Primary Submission Category: Mediation Analysis, Mechanisms
Semiparametric Inference for Causal Path-Specific Effects in Longitudinal Studies
Authors: Xiaxian Ou, Razieh Nabi, Xinwei He,
Presenting Author: Xiaxian Ou*
We develop a semiparametric framework for estimating and conducting inference on causal path-specific effects in longitudinal studies involving multiple or repeatedly measured treatments, mediators, and confounders. The framework accommodates general longitudinal structures, including differing measurement intervals and varying numbers of mediators across time. Our framework focuses on estimation and inference for identifiable effects under the edge g-formula, allowing for binary, continuous, or multivariate mediators and certain patterns of unmeasured confounding among treatments, mediators, and the outcome.

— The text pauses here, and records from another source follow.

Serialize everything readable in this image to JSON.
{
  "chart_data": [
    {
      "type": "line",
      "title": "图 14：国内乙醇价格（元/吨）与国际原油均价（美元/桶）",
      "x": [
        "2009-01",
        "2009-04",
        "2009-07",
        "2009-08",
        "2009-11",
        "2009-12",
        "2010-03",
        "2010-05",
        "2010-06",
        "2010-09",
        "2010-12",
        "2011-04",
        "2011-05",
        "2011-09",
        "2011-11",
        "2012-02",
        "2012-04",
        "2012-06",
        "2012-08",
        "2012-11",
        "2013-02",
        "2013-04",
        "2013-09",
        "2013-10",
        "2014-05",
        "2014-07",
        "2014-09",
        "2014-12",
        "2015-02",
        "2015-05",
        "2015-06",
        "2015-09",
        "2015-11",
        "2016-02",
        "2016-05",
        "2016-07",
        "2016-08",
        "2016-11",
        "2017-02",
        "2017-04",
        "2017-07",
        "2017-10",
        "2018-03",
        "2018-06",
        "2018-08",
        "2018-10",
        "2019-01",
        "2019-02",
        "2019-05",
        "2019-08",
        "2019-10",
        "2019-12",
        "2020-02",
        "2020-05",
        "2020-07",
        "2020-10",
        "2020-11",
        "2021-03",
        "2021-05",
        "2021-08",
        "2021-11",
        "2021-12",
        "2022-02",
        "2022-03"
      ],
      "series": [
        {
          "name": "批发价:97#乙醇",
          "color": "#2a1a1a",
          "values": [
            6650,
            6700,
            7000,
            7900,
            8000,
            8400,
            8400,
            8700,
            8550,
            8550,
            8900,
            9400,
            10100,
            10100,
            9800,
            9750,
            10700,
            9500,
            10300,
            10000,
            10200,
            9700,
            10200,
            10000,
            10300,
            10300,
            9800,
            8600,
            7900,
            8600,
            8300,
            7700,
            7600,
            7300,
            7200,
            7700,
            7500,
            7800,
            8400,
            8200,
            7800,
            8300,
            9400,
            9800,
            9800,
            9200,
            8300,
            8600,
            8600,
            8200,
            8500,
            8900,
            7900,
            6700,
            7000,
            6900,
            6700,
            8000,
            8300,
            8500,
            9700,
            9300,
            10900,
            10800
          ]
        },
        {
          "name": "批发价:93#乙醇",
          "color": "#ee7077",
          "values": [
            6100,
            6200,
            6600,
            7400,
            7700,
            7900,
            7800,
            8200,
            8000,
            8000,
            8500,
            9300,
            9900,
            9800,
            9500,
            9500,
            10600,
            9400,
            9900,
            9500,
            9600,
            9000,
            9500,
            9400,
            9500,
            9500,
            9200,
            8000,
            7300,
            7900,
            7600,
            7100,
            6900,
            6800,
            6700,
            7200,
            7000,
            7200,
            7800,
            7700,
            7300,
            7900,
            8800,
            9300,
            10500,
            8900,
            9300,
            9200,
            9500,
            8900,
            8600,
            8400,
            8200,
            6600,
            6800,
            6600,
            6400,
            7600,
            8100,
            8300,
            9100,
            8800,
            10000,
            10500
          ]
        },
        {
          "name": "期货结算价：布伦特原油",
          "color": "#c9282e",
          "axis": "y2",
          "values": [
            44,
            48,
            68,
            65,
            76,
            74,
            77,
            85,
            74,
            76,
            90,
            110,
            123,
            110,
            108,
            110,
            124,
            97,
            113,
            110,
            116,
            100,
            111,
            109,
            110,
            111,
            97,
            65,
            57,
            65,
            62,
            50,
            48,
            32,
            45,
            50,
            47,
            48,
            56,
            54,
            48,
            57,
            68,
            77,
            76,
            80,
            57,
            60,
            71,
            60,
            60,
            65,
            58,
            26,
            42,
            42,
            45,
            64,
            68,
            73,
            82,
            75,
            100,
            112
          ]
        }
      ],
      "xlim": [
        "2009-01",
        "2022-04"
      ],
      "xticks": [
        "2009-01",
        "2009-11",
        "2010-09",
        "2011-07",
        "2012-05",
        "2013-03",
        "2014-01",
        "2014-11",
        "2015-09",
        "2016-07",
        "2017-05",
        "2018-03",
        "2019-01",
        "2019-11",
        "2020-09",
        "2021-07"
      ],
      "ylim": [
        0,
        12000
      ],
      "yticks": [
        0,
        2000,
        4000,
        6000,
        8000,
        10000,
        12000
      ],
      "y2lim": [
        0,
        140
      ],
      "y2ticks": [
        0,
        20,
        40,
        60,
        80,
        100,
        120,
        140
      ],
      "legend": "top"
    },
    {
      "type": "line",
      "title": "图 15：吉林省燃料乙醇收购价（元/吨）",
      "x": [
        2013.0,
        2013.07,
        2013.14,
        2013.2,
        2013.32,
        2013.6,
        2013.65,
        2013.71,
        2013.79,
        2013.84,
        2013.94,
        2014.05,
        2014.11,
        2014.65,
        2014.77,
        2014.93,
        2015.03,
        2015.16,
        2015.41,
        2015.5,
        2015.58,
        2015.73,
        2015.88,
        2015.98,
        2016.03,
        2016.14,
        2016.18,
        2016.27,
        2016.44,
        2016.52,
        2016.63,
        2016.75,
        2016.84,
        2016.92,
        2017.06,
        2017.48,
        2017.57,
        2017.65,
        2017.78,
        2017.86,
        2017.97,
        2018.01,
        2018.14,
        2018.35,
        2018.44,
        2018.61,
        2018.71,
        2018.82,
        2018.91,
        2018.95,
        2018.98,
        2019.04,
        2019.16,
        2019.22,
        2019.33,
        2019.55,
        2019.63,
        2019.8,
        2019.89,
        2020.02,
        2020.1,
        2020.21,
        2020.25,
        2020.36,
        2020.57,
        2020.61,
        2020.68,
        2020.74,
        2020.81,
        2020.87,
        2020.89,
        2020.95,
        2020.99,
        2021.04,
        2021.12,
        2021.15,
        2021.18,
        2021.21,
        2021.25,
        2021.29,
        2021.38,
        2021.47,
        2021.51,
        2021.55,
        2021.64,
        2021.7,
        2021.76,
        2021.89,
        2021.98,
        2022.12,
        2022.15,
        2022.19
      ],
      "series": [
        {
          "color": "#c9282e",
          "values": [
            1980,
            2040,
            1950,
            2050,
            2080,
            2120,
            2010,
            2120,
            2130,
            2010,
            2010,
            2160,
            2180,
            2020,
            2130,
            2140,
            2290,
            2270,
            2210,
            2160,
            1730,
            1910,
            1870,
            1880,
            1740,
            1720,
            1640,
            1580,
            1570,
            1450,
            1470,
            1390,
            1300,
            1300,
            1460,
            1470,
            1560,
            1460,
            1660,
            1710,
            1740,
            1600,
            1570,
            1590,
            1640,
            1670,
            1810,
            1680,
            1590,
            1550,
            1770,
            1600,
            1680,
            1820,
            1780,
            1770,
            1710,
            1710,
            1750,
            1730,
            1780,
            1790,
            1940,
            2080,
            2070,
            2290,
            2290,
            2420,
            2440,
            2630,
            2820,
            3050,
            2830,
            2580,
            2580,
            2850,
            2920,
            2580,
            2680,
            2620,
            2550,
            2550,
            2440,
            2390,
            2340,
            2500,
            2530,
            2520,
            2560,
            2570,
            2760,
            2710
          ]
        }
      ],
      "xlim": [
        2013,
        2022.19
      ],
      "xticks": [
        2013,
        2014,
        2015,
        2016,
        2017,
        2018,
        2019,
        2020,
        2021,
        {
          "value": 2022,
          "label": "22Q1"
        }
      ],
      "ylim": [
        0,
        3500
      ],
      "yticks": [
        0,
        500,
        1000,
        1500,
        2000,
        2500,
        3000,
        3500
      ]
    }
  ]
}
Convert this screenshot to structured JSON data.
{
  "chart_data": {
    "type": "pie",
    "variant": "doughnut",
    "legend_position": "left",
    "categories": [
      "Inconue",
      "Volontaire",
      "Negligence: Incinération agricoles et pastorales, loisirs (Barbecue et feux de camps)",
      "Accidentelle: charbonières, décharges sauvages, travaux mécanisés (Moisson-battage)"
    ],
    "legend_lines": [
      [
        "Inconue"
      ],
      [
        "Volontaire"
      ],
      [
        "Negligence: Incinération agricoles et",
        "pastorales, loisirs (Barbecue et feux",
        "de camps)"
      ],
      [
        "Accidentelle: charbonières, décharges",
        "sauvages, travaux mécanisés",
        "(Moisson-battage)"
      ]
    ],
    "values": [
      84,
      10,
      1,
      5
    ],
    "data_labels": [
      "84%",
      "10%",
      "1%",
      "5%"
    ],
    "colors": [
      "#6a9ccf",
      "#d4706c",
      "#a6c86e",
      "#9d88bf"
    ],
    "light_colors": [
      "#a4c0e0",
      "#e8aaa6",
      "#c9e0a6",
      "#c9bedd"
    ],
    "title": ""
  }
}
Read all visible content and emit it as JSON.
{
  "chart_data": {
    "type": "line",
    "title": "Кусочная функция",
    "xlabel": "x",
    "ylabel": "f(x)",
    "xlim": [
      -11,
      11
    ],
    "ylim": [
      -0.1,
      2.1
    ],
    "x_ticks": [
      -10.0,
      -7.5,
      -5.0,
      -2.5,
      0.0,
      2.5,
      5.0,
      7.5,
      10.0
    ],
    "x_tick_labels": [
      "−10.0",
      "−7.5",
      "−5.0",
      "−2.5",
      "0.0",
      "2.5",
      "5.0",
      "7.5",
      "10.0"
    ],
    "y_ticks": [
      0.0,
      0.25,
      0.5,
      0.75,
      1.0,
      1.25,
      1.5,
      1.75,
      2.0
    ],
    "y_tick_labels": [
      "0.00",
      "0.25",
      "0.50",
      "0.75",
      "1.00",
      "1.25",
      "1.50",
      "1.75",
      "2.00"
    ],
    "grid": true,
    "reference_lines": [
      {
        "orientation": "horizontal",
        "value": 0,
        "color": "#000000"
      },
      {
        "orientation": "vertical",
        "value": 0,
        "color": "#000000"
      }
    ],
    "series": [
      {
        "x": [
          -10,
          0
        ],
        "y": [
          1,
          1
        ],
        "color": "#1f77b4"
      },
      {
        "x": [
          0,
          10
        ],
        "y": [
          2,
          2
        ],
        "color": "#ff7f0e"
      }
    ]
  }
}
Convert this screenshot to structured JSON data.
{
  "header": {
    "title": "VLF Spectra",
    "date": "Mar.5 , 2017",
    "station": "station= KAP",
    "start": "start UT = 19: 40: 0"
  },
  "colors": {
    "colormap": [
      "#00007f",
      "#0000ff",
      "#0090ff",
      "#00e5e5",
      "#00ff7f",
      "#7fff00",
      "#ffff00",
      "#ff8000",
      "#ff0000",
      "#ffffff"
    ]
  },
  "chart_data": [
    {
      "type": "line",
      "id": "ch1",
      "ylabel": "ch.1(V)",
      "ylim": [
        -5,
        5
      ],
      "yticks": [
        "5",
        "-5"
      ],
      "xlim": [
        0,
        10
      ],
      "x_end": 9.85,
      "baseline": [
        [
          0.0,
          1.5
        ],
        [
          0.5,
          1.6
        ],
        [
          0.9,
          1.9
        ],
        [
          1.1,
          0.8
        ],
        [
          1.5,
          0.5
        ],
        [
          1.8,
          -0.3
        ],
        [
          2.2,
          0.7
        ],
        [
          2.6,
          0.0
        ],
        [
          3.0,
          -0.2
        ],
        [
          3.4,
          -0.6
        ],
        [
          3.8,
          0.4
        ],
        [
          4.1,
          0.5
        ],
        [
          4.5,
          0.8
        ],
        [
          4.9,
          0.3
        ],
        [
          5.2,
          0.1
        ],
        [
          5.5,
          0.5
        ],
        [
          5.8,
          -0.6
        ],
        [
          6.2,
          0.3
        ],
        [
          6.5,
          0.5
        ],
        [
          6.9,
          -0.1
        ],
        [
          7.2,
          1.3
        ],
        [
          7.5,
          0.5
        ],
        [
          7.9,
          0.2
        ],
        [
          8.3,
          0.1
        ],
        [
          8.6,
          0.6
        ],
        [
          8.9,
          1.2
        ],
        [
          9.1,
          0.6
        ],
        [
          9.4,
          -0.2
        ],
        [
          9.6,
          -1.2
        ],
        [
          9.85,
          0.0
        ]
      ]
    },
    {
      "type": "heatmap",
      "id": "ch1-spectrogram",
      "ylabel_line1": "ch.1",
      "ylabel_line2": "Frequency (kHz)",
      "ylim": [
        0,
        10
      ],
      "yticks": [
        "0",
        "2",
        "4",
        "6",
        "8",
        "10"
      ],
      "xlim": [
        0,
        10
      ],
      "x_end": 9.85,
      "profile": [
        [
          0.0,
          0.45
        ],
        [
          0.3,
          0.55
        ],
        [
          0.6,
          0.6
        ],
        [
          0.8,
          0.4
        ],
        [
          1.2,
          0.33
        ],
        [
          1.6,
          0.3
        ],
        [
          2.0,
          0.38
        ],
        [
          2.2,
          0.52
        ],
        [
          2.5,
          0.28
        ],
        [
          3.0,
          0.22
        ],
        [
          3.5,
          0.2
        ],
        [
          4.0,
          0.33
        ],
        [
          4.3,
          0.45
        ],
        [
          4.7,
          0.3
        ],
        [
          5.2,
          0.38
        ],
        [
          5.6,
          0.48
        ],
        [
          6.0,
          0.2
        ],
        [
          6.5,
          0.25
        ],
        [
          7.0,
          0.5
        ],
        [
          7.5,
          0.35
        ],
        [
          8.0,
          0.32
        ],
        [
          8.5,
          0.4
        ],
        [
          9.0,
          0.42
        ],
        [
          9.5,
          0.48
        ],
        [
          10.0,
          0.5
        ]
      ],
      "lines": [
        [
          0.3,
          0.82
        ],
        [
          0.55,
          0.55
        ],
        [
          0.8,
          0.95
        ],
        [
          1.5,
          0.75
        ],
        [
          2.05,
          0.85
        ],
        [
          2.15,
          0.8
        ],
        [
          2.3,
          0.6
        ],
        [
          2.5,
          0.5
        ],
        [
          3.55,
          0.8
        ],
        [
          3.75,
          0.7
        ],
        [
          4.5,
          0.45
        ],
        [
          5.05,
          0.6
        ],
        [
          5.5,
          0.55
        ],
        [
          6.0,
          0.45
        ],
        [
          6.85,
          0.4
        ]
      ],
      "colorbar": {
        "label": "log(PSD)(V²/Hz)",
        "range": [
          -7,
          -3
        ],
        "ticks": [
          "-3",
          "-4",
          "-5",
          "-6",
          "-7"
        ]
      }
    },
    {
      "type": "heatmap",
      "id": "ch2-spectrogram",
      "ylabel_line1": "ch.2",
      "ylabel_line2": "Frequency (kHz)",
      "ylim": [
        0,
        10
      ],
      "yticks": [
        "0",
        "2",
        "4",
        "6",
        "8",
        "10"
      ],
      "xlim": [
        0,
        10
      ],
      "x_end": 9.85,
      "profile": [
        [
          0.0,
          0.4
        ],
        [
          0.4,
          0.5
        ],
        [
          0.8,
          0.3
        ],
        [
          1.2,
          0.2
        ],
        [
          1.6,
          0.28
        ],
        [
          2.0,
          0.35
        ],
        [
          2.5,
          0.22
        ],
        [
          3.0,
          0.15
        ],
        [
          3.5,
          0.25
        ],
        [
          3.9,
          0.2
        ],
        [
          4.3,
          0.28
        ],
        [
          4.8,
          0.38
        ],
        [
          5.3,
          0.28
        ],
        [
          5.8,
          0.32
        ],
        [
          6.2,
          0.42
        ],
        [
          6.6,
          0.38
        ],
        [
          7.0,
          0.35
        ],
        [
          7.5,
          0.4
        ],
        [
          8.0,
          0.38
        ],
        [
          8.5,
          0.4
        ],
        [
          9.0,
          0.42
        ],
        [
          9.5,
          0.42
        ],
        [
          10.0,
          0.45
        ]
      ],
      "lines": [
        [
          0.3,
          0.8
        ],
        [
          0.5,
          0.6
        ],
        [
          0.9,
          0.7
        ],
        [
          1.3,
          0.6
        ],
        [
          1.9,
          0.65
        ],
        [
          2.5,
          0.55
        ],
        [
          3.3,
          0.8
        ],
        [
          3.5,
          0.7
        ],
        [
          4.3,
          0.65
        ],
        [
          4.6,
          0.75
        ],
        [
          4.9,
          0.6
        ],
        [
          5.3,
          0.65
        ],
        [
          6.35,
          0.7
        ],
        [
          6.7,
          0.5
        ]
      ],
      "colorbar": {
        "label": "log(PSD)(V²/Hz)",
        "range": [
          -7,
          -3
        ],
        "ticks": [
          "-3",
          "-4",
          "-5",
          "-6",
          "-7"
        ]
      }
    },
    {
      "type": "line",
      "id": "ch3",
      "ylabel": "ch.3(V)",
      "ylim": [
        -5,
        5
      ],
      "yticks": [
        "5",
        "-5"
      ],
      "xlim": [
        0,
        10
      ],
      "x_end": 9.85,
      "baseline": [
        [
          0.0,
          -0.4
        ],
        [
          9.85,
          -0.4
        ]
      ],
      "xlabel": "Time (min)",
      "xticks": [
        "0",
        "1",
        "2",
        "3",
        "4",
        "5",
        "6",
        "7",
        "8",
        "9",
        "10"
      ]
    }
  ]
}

We propose multiply robust estimators derived from influence function theory that integrate data-adaptive machine learning techniques, and we establish rate conditions for their asymptotic linearity, efficiency, and robustness to nuisance misspecification. We further extend the framework to include a sensitivity analysis procedure that evaluates the impact of violations of cross-world ignorability assumptions. Simulation studies and an empirical application using the Framingham Heart Study demonstrate the method’s performance. An accompanying R package, flexPaths, was developed to facilitate implementation of the proposed methods.